The heaps together store at most k active elements, plus a small number of delayed elements awaiting cleanup.
Test Cases
from typing import List
s = Solution()
# Example 1
assert s.medianSlidingWindow(
[1,3,-1,-3,5,3,6,7], 3
) == [1.0,-1.0,-1.0,3.0,5.0,6.0]
# Example 2
assert s.medianSlidingWindow(
[1,2,3,4,2,3,1,4,2], 3
) == [2.0,3.0,3.0,3.0,2.0,3.0,2.0]
# Single element array
assert s.medianSlidingWindow(
[5], 1
) == [5.0]
# Window size equals array size
assert s.medianSlidingWindow(
[1,2,3,4], 4
) == [2.5]
# All identical values
assert s.medianSlidingWindow(
[2,2,2,2,2], 2
) == [2.0,2.0,2.0,2.0]
# Negative numbers
assert s.medianSlidingWindow(
[-1,-2,-3,-4], 2
) == [-1.5,-2.5,-3.5]
# Strictly increasing sequence
assert s.medianSlidingWindow(
[1,2,3,4,5,6], 3
) == [2.0,3.0,4.0,5.0]
# Strictly decreasing sequence
assert s.medianSlidingWindow(
[6,5,4,3,2,1], 3
) == [5.0,4.0,3.0,2.0]
# Even window size
assert s.medianSlidingWindow(
[1,4,2,3], 2
) == [2.5,3.0,2.5]
# Large integer values
assert s.medianSlidingWindow(
[2147483647,2147483647], 2
) == [2147483647.0]
# Duplicate-heavy input
assert s.medianSlidingWindow(
[1,1,1,1,1,1], 3
) == [1.0,1.0,1.0,1.0]
| Test | Why |
|---|---|
| Example 1 | Validates standard sliding window behavior |
| Example 2 | Verifies repeated balancing operations |
| Single element array | Smallest valid input |
| Window equals array size | Only one median produced |
| All identical values | Tests duplicate handling |
| Negative numbers | Ensures ordering works with negatives |
| Increasing sequence | Stresses heap movement direction |
| Decreasing sequence | Tests reverse ordering behavior |
| Even window size | Validates average median calculation |
| Large integers | Ensures no overflow issues |
| Duplicate-heavy input | Tests lazy deletion correctness |
Edge Cases
Window Size of One
When k = 1, every window contains exactly one element, so every element is trivially its own median.
This case can expose balancing bugs because one heap will frequently remain empty.

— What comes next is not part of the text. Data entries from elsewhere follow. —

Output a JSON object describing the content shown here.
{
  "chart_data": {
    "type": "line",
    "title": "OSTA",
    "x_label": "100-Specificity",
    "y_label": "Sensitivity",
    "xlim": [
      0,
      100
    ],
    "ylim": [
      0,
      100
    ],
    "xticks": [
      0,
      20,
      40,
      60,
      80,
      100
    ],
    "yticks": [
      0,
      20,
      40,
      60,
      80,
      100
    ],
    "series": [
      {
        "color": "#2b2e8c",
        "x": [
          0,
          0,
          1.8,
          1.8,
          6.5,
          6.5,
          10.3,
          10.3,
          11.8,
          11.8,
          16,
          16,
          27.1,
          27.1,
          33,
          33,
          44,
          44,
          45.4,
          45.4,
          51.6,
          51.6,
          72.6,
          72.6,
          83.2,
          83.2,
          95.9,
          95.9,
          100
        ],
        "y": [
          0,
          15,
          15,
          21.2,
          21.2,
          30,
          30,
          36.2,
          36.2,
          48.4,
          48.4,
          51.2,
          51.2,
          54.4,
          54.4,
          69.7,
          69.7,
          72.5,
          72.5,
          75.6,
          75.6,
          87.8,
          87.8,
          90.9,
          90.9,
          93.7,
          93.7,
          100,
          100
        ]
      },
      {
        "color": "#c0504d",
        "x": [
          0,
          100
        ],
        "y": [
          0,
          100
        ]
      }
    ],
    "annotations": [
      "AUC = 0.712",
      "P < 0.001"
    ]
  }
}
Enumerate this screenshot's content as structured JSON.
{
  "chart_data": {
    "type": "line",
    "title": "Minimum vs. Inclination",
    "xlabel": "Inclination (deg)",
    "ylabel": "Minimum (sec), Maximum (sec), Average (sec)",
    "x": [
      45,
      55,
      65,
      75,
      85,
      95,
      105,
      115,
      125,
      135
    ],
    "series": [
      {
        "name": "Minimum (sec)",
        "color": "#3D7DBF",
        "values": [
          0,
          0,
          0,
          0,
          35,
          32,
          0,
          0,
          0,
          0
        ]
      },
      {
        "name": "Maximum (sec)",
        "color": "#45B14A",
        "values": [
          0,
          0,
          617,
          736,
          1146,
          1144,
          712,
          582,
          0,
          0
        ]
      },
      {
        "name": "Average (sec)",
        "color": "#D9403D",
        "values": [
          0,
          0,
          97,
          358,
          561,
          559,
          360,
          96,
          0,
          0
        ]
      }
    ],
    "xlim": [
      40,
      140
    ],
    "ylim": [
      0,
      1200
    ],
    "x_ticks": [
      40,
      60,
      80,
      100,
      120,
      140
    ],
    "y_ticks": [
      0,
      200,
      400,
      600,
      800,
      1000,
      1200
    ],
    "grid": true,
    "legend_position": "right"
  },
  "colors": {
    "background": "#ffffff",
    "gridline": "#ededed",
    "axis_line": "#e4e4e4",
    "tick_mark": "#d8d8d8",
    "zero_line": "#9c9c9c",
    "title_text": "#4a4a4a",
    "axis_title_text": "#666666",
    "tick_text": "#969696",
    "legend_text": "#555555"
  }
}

The implementation handles this naturally because the lower heap is allowed to contain one extra element.
Duplicate Values
Duplicate values are one of the hardest aspects of this problem because heaps do not support efficient arbitrary deletion.

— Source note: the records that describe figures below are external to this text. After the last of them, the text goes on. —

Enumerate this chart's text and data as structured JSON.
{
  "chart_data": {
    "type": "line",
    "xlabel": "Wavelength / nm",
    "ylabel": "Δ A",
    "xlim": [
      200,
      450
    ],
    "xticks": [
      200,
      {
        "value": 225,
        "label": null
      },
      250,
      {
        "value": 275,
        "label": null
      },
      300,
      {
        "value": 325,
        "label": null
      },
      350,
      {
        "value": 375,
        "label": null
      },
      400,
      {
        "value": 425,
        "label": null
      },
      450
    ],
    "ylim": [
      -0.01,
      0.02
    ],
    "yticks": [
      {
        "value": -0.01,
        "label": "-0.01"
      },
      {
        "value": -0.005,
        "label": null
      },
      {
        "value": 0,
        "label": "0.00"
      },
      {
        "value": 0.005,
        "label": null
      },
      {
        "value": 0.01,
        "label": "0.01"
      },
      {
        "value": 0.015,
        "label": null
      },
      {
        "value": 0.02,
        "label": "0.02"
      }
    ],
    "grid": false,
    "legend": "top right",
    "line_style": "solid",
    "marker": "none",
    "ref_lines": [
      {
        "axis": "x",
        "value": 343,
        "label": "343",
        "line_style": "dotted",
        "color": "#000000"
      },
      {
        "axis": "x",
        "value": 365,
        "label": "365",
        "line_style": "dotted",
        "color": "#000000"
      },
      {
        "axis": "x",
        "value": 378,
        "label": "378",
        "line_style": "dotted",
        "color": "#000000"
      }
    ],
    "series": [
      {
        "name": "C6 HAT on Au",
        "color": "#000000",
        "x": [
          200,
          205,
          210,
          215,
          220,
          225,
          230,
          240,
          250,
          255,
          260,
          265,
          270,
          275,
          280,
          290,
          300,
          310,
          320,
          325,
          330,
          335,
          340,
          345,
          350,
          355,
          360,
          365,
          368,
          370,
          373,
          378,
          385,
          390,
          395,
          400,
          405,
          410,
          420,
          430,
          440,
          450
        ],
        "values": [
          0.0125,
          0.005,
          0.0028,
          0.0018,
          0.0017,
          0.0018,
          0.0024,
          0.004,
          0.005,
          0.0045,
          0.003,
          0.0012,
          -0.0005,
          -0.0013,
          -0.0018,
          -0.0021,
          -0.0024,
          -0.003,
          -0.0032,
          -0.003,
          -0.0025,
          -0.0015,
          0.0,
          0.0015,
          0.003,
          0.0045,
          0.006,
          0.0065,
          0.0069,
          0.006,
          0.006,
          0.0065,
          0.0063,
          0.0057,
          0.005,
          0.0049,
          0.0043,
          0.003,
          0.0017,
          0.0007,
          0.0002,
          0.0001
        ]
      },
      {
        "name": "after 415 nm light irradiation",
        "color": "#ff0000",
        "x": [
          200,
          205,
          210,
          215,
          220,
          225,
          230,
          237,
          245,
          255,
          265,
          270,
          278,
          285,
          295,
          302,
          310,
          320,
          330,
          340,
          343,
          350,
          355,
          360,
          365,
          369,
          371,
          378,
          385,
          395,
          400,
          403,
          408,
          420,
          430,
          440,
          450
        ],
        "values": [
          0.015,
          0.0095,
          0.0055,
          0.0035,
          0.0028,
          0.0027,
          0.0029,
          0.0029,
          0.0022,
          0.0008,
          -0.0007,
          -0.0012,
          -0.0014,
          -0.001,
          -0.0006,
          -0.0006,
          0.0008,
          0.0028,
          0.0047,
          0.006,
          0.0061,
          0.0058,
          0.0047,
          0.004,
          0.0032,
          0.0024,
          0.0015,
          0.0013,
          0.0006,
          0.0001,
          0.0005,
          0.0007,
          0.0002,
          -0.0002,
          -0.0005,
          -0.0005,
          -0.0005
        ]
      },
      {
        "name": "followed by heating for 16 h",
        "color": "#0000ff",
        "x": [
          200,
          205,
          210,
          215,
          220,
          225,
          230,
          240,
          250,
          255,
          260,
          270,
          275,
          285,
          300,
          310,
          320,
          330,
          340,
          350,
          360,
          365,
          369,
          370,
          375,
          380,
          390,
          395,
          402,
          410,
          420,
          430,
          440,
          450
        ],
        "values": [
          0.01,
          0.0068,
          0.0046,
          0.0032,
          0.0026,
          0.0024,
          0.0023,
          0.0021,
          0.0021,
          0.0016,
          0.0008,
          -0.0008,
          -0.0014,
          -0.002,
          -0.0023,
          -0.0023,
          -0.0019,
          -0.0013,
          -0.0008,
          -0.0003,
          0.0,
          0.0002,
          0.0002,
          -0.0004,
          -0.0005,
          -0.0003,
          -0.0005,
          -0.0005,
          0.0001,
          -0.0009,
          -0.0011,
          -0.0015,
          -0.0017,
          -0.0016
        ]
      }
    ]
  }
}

If multiple identical values exist, removing the wrong occurrence could corrupt the median calculation. The lazy deletion map solves this by tracking counts instead of positions. Elements are only physically removed when they reach the heap top.
Even Window Sizes
For even k, the median is the average of two middle values.
This can introduce integer division bugs or overflow issues. The implementation converts values to floating point before division, ensuring accurate decimal results and preventing overflow when summing large integers.
Large Positive and Negative Integers
The problem allows values near the 32-bit integer boundaries.
A naive implementation that averages integers before converting to floating point could overflow in some languages. Both implementations explicitly convert to floating point before division to ensure correctness.
Delayed Elements Remaining Inside Heaps
Because removal is lazy, heaps may temporarily contain invalid elements that are no longer inside the sliding window.
If these elements are not pruned correctly before median access or balancing, the algorithm can produce incorrect medians. The implementation guarantees correctness by always pruning invalid top elements before using heap tops.